Пишу тебе накануне праздничных дней. В эти дни особенно остро чувствуешь боль. На улице оживление, и как ни стараешься не замечать, – но в воздухе висит это радостное предчувствие – приближающиеся праздники – оно всюду, в переполненных народом улицах, в торгующих до глубокой ночи магазинах, в переполненных парикмахерских, в полных продуктами корзинах, с которыми спешат хозяйки, в неясном запахе духов, в горящих всеми цветами электролампочках и т. д. Я буду все дни дома. Возьму себе книги для работы и для чтения. Вчера, когда утром ехала на работу, видела, как с вокзала после только что пришедшего поезда шли очень счастливые муж и жена. Они шли, улыбаясь друг другу, не замечая никого кругом, и я так отчетливо вспомнила все и даже, смотря на них, улыбалась сама.
Родной мой, дорогой, когда ты получишь эти строчки? Как хотелось бы, чтобы письмо быстро дошло. Я строю свою жизнь так, чтобы не было свободных минут, работаю до позднего вечера, даже если голова уже устала и продуктивность снизилась. Забегала к Коеньке253
. Она вместе со своим товарищем делали доклад, который прошел удачно, и шеф даже поздравлял каждого в отдельности.Работа послана в «Доклады» и пишется еще. Манечка здорова, у нее, как всегда, тепло. Впрочем, сейчас на улице дни стоят теплые, так что даже у меня не очень холодно.
Получил ли ты стихи, которые я тебе посылала в письмах и в книжках? Скоро высылаем Бальзака, он только что вышел в однотомнике. Носишь ли ты свитер? Греет ли он? Доволен ли ты был табачком?
Родной, целую тебя горячо, обнимаю, думаю всегда. Благословляю тебя.
Твоя С.
Слушала Антона Шварца254
– «Руслан и Людмила» – бледно, штамп. Сам он очень постарел, был инфаркт у него.Весь день твоего рождения проведу с тобой. Я не только желаю, но и просто молюсь, чтобы бодрость и здоровье тебя не покидали. Будем жить для нашей встречи, верить в нее, надеяться. Есть же какой-то закон уравновешивания. Слишком большой груз положен на плечи. Обнимаю тебя в день твоего рождения, нежно целую.

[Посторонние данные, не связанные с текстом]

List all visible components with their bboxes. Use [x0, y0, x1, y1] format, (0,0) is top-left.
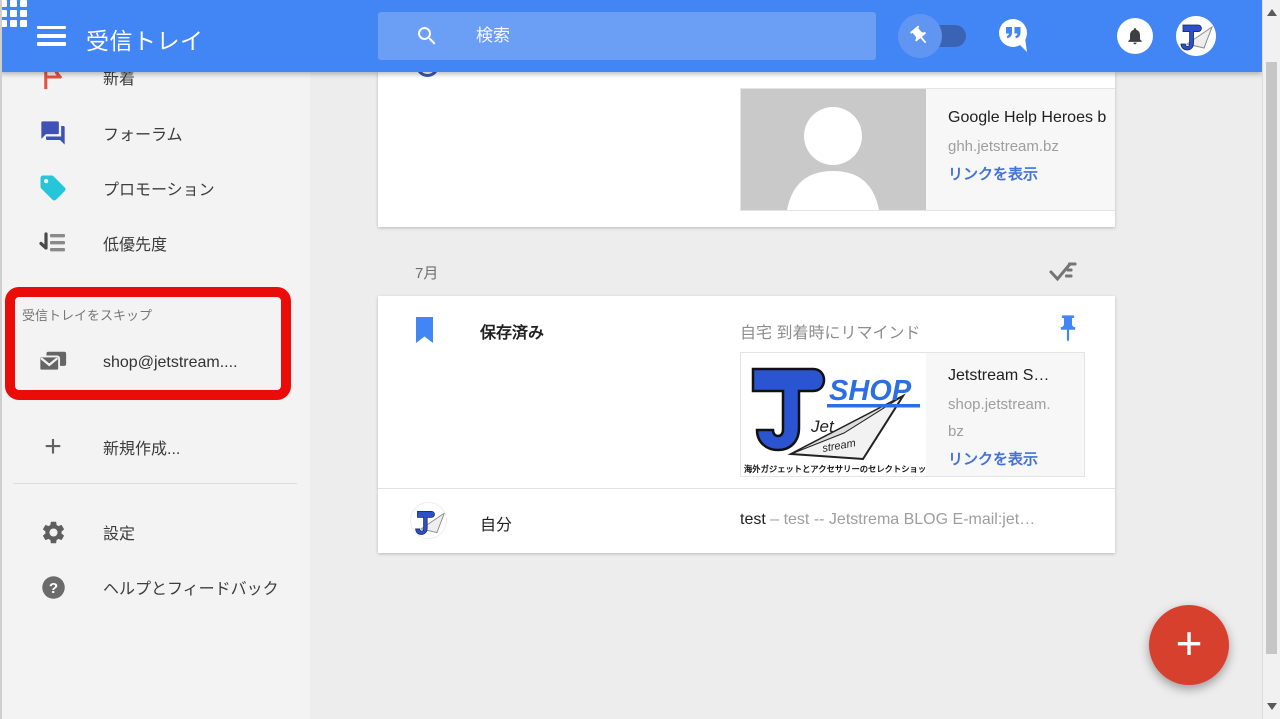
search-icon — [415, 24, 439, 48]
svg-text:Jet: Jet — [810, 417, 835, 436]
search-input[interactable] — [476, 12, 866, 60]
pin-toggle[interactable] — [898, 14, 968, 58]
page-title: 受信トレイ — [86, 22, 204, 56]
snippet-body: – test -- Jetstrema BLOG E-mail:jet… — [766, 511, 1035, 528]
sidebar-item-label: プロモーション — [103, 176, 215, 200]
sidebar-item-settings[interactable]: 設定 — [0, 509, 310, 555]
gear-icon — [38, 517, 68, 547]
saved-item-row[interactable]: 保存済み 自宅 到着時にリマインド SHOP Jet stream — [378, 296, 1115, 488]
sweep-icon[interactable] — [1046, 256, 1080, 288]
saved-label: 保存済み — [480, 319, 544, 343]
sidebar-item-label: shop@jetstream.... — [103, 354, 238, 372]
scrollbar[interactable] — [1262, 0, 1280, 719]
forum-icon — [38, 118, 68, 148]
link-preview-domain: shop.jetstream.bz — [948, 391, 1056, 445]
reminder-text: 自宅 到着時にリマインド — [740, 319, 920, 343]
sidebar-item-label: 新規作成... — [103, 435, 180, 459]
sidebar-item-label: フォーラム — [103, 121, 183, 145]
sidebar-item-help-feedback[interactable]: ? ヘルプとフィードバック — [0, 564, 310, 610]
link-preview-domain: ghh.jetstream.bz — [948, 133, 1106, 160]
apps-grid-icon[interactable] — [0, 0, 27, 27]
search-bar[interactable] — [378, 12, 876, 60]
sidebar-item-label: 低優先度 — [103, 231, 167, 255]
email-card-top[interactable]: Google Help Heroes b ghh.jetstream.bz リン… — [378, 72, 1115, 227]
hamburger-menu-icon[interactable] — [37, 26, 66, 46]
pushpin-icon — [898, 14, 942, 58]
show-link-button[interactable]: リンクを表示 — [948, 445, 1056, 475]
scroll-down-arrow-icon[interactable] — [1267, 703, 1277, 710]
scroll-up-arrow-icon[interactable] — [1267, 9, 1277, 16]
svg-text:SHOP: SHOP — [829, 375, 912, 407]
person-silhouette — [741, 89, 926, 210]
svg-text:海外ガジェットとアクセサリーのセレクトショップ: 海外ガジェットとアクセサリーのセレクトショップ — [744, 464, 926, 474]
link-preview-title: Jetstream S… — [948, 361, 1056, 391]
email-card-group: 保存済み 自宅 到着時にリマインド SHOP Jet stream — [378, 296, 1115, 553]
link-preview-chip[interactable]: Google Help Heroes b ghh.jetstream.bz リン… — [740, 88, 1115, 211]
email-row-me[interactable]: 自分 test – test -- Jetstrema BLOG E-mail:… — [378, 489, 1115, 553]
month-section-header: 7月 — [378, 248, 1115, 296]
skip-inbox-section-label: 受信トレイをスキップ — [22, 305, 152, 324]
link-preview-text: Jetstream S… shop.jetstream.bz リンクを表示 — [926, 353, 1056, 476]
window-edge — [0, 0, 2, 719]
sidebar-item-promotions[interactable]: プロモーション — [0, 165, 310, 211]
sender-avatar — [410, 502, 447, 539]
sidebar-item-compose-new[interactable]: + 新規作成... — [0, 424, 310, 470]
sidebar-item-skip-inbox-shop[interactable]: shop@jetstream.... — [0, 340, 310, 386]
bookmark-icon — [414, 316, 435, 349]
svg-text:?: ? — [48, 579, 57, 596]
jetstream-shop-logo: SHOP Jet stream 海外ガジェットとアクセサリーのセレクトショップ — [741, 353, 926, 476]
sidebar: 新着 フォーラム プロモーション 低優先度 受信トレイをスキップ shop@j — [0, 0, 310, 719]
account-avatar[interactable] — [1176, 16, 1216, 56]
pin-icon[interactable] — [1056, 314, 1080, 349]
sidebar-item-label: ヘルプとフィードバック — [103, 575, 279, 599]
sender-name: 自分 — [480, 511, 512, 535]
show-link-button[interactable]: リンクを表示 — [948, 160, 1106, 190]
snippet-subject: test — [740, 511, 766, 528]
plus-icon: + — [1176, 620, 1203, 666]
month-label: 7月 — [415, 262, 438, 283]
compose-fab-button[interactable]: + — [1149, 605, 1229, 685]
help-icon: ? — [38, 572, 68, 602]
envelope-icon — [38, 348, 68, 378]
low-priority-icon — [38, 228, 68, 258]
app-header: 受信トレイ — [0, 0, 1262, 72]
sidebar-item-forums[interactable]: フォーラム — [0, 110, 310, 156]
plus-icon: + — [38, 432, 68, 462]
link-preview-title: Google Help Heroes b — [948, 103, 1106, 133]
promotions-tag-icon — [38, 173, 68, 203]
link-preview-chip[interactable]: SHOP Jet stream 海外ガジェットとアクセサリーのセレクトショップ … — [740, 352, 1085, 477]
sidebar-divider — [13, 483, 297, 484]
email-snippet: test – test -- Jetstrema BLOG E-mail:jet… — [740, 511, 1085, 529]
sidebar-item-low-priority[interactable]: 低優先度 — [0, 220, 310, 266]
notifications-bell-icon[interactable] — [1117, 18, 1153, 54]
inbox-app-window: 新着 フォーラム プロモーション 低優先度 受信トレイをスキップ shop@j — [0, 0, 1280, 719]
hangouts-icon[interactable] — [996, 18, 1032, 54]
sidebar-item-label: 設定 — [103, 520, 135, 544]
scrollbar-thumb[interactable] — [1266, 62, 1277, 654]
avatar-peek-icon — [416, 72, 439, 77]
link-preview-text: Google Help Heroes b ghh.jetstream.bz リン… — [926, 89, 1106, 210]
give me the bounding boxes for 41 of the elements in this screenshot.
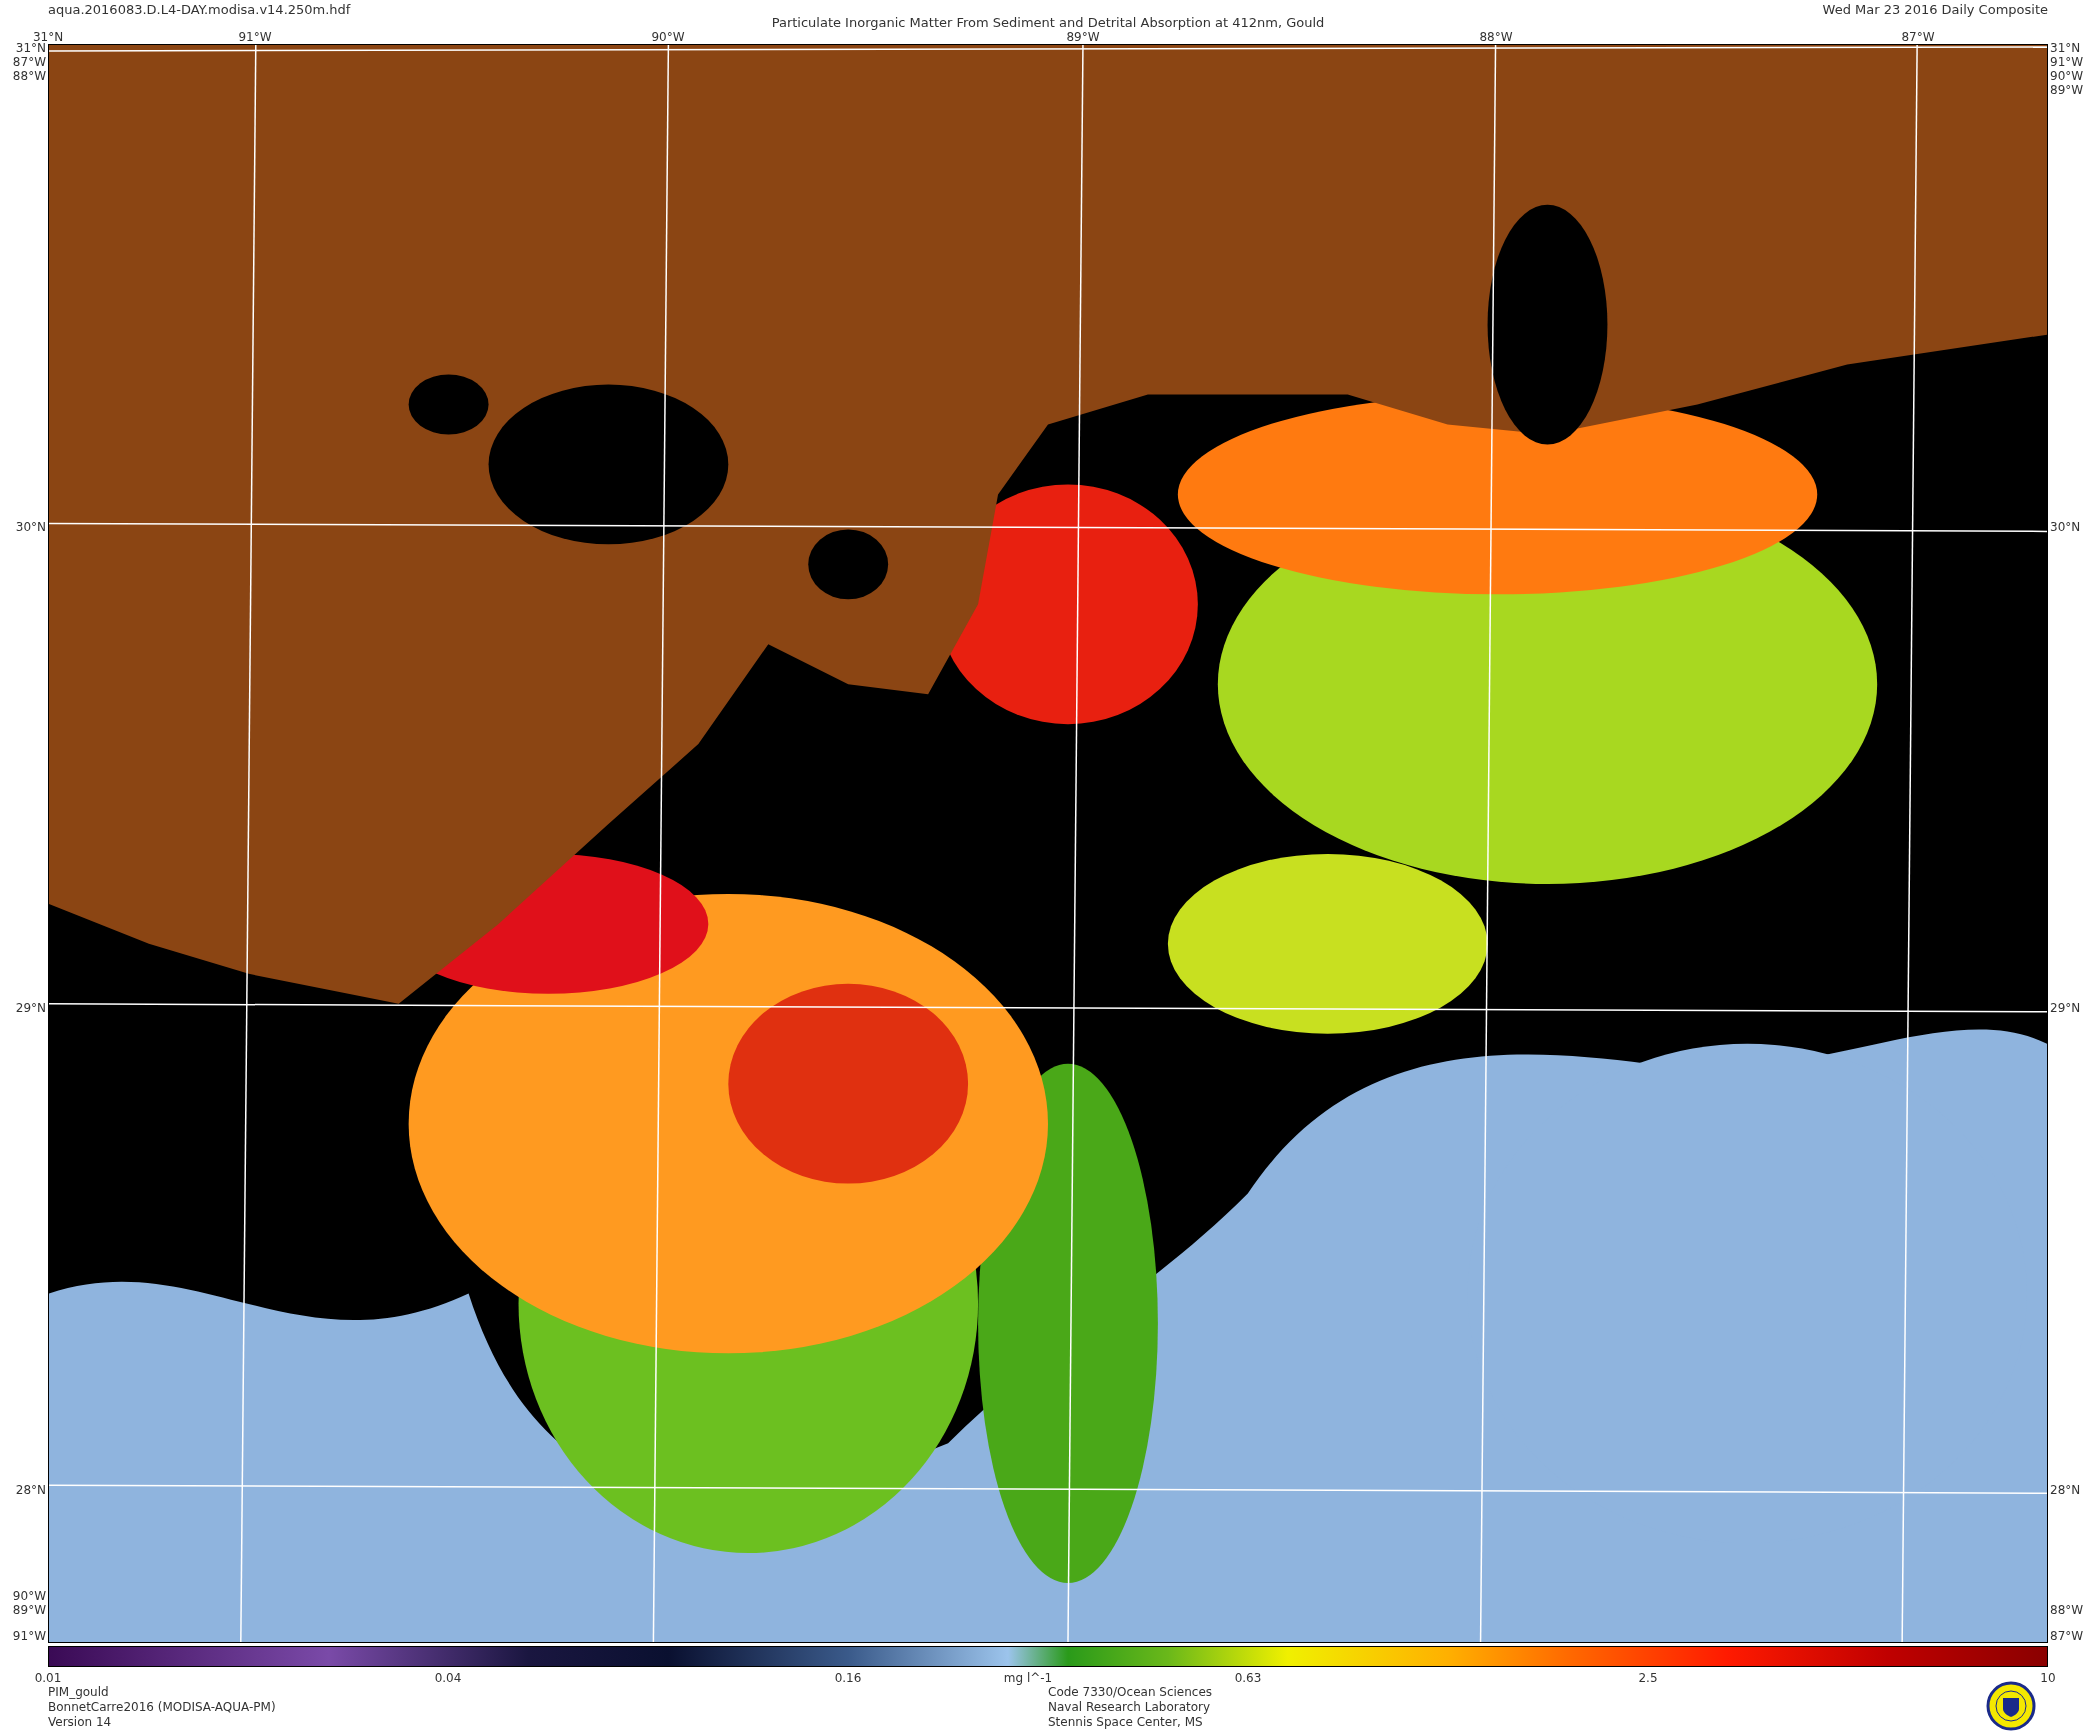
organization-text: Stennis Space Center, MS xyxy=(1048,1715,1204,1730)
scale-unit-label: mg l^-1 xyxy=(1003,1670,1053,1686)
composite-date: Wed Mar 23 2016 Daily Composite xyxy=(1822,1,2048,19)
axis-label: 90°W xyxy=(651,30,685,44)
axis-label: 29°N xyxy=(2050,1001,2081,1015)
scale-tick-label: 0.04 xyxy=(434,1670,462,1687)
axis-label: 31°N xyxy=(2050,41,2081,55)
axis-label: 87°W xyxy=(12,55,46,69)
axis-label: 90°W xyxy=(12,1589,46,1603)
scale-tick-label: 0.63 xyxy=(1234,1670,1262,1687)
axis-label: 87°W xyxy=(1901,30,1935,44)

Посылаю марок на три рубля.
13.XI.49 г.
Родная моя Коинька,
завтра день моего рождения, и я проведу его с твоими письмами, которых я, наконец, дождался, – среди них и сравнительно свежее письмо от 9‐го октября. Если бы ты знала, с какой мучительной тоской и тревогой я ждал твоих строк, таких любимых, как вглядывался в их знакомые черты (какие долгие тихие разговоры веду я наедине с каждой буквой).
Последние твои письма в одном отношении лучше предыдущих: в них больше воздуха, как говорят живописцы, – вероятно, это целебное действие морского простора. В письмах прошлого года (трудового 48–49 года) я всегда обнаруживал страшную душевную усталость твою, за оптимизмом чувствовал
и на возвышенных нотах (веры и ободрения) твой родной, всегда искренний, голос порой осекался. Сейчас твои письма окрыленнее и вместе с тем тверже, воздушнее и одновременно почвеннее. Рад, что ты в рабочем состоянии, любимая. Дай тебе бог всяческих успехов. Получил я и твою бандероль с книгой стихов Петефи, Дудина и путеводителем по гор. Пушкину. За книги особенно благодарен. Стихи Петефи были для меня настоящим счастливым открытием. Я бы тоже остановил свое внимание на замеченных тобой стихах. Мне было радостно это совпадение наших восприятий. Но если вчитаться, то там еще есть множество превосходных. И гейневский лиризм, и памфлетичность того же Гейне и Беранже и величавые тяжелые мазки, достойные Шекспира. Во что развилась бы эта пламенная стихия, если бы не гибель поэта в 26-летнем возрасте. А впрочем, как знать, не исключено, что с падением движений 1848 года наступил бы и закат его таланта. Он исключительно был связан с боевым духом этих лет. В этом была его сила, но, возможно, и его слабость. А как же хорошо (шекспировский мазок) стихотворение, где он обращается к своей любимой (которая, может быть, не останется верна его памяти), прося ее простереть свою вдовью вуаль над его могилой, чтобы он мог обернуть в нее, как в траурный флаг, свое сердце и сберечь в нем свою любовь, такую же яркую, какой была она с первой своей минуты.